Nutrient Quality Holds Up
Perhaps the most promising data from the passive piles were nutritional output measurements. Quarterly soil samples sent to Midwest Laboratories showed that all three piles produced increasingly nutrient-dense compost over time. Table 1 shows the results. The control pile led across most metrics:
- 78.1% organic matter by dry weight,
- 37.7% total carbon by dry weight, and
- C:N ratio of 19.7, a useful agronomic range for soil amendment applications.
The C:N 1:3 pile came in second on most measures, outperforming the 3:1 configuration.
Table 1. Nutritional Averages by Pile
Implications for the Farm Community
The timing of this research lands in a particularly pressured moment for U.S. agriculture. Fertilizer prices remain elevated, and farms, especially those operating regeneratively, are actively looking for ways to reduce input costs. On-site composting has long been positioned as a solution, but the labor intensity of conventional systems has been a real barrier.
This study suggests the tradeoffs are manageable. Farmers who might not need STA-certified compost – those applying amendments to fields rather than selling product commercially – have a viable, low-maintenance option. The feedstock caveat is important. If weed seeds are present in inputs, targeted field application is advisable until future research establishes whether passive systems can reliably achieve pathogen reduction thresholds. But that is unlikely.

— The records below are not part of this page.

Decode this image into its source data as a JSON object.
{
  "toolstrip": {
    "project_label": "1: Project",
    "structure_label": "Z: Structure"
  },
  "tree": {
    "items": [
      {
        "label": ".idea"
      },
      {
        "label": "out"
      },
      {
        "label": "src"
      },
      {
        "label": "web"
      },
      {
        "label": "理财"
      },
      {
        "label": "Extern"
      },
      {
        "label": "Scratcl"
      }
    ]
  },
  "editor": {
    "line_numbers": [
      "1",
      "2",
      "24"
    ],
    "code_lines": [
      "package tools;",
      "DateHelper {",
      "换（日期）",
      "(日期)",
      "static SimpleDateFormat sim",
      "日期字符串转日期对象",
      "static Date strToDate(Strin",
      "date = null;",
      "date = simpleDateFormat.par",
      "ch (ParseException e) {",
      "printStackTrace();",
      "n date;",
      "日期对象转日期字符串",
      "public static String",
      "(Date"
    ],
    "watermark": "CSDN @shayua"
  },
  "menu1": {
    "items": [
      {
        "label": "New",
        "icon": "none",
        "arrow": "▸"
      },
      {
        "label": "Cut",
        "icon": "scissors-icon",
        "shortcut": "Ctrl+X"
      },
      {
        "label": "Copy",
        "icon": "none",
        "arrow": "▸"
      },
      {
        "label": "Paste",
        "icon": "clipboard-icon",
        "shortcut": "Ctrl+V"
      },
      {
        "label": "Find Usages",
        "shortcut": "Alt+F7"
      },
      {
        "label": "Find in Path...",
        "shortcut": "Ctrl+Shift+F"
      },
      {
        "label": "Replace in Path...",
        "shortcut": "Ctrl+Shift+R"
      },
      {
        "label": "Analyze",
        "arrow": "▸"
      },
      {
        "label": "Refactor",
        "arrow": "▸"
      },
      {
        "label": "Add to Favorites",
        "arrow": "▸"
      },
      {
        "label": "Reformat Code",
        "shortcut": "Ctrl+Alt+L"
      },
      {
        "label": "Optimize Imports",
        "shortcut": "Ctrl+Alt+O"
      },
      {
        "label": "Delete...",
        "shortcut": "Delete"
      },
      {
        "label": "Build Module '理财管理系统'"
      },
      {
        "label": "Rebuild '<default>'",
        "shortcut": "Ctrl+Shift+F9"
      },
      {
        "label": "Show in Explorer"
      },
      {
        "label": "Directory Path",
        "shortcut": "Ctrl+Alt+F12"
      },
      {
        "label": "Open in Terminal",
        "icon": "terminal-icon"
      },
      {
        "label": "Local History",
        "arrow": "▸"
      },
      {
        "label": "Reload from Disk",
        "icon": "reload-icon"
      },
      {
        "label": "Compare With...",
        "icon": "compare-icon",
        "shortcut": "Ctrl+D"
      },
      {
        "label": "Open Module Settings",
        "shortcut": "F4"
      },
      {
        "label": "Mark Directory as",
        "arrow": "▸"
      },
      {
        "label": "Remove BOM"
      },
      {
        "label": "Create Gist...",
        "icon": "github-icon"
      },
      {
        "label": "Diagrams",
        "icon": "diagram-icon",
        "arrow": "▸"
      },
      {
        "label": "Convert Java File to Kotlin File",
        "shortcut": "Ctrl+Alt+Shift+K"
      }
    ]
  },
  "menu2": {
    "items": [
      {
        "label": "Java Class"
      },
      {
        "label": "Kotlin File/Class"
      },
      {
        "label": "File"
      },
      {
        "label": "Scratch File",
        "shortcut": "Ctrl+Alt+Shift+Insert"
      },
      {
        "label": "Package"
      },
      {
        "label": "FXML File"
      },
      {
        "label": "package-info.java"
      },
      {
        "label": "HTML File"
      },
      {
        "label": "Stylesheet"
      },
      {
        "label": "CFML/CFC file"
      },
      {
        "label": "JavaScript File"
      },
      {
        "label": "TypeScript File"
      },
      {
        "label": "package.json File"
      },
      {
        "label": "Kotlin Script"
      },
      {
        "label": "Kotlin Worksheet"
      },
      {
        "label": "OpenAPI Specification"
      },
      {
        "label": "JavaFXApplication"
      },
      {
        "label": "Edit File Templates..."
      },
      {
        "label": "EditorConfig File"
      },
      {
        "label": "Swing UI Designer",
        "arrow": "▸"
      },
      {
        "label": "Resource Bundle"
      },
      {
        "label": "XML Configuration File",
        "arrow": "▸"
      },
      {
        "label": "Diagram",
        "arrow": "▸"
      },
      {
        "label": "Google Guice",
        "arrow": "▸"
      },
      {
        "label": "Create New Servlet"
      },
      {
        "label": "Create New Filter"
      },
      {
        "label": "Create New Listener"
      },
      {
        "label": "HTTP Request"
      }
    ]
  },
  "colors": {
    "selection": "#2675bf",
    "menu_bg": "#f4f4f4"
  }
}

That question of whether passive piles could reach PFRP is exactly where WeRadiate plans to take the research next. We Radiate is actively exploring follow-on funding through SARE and other avenues to investigate pathogen reduction in low-intervention systems.
The data out of North Philadelphia offers a timely challenge to conventional composting wisdom, suggesting that with the right feedstock mix, appropriate ratios, and sufficient time, passive composting can be a practical and sustainable tool for small-scale growers and farmers.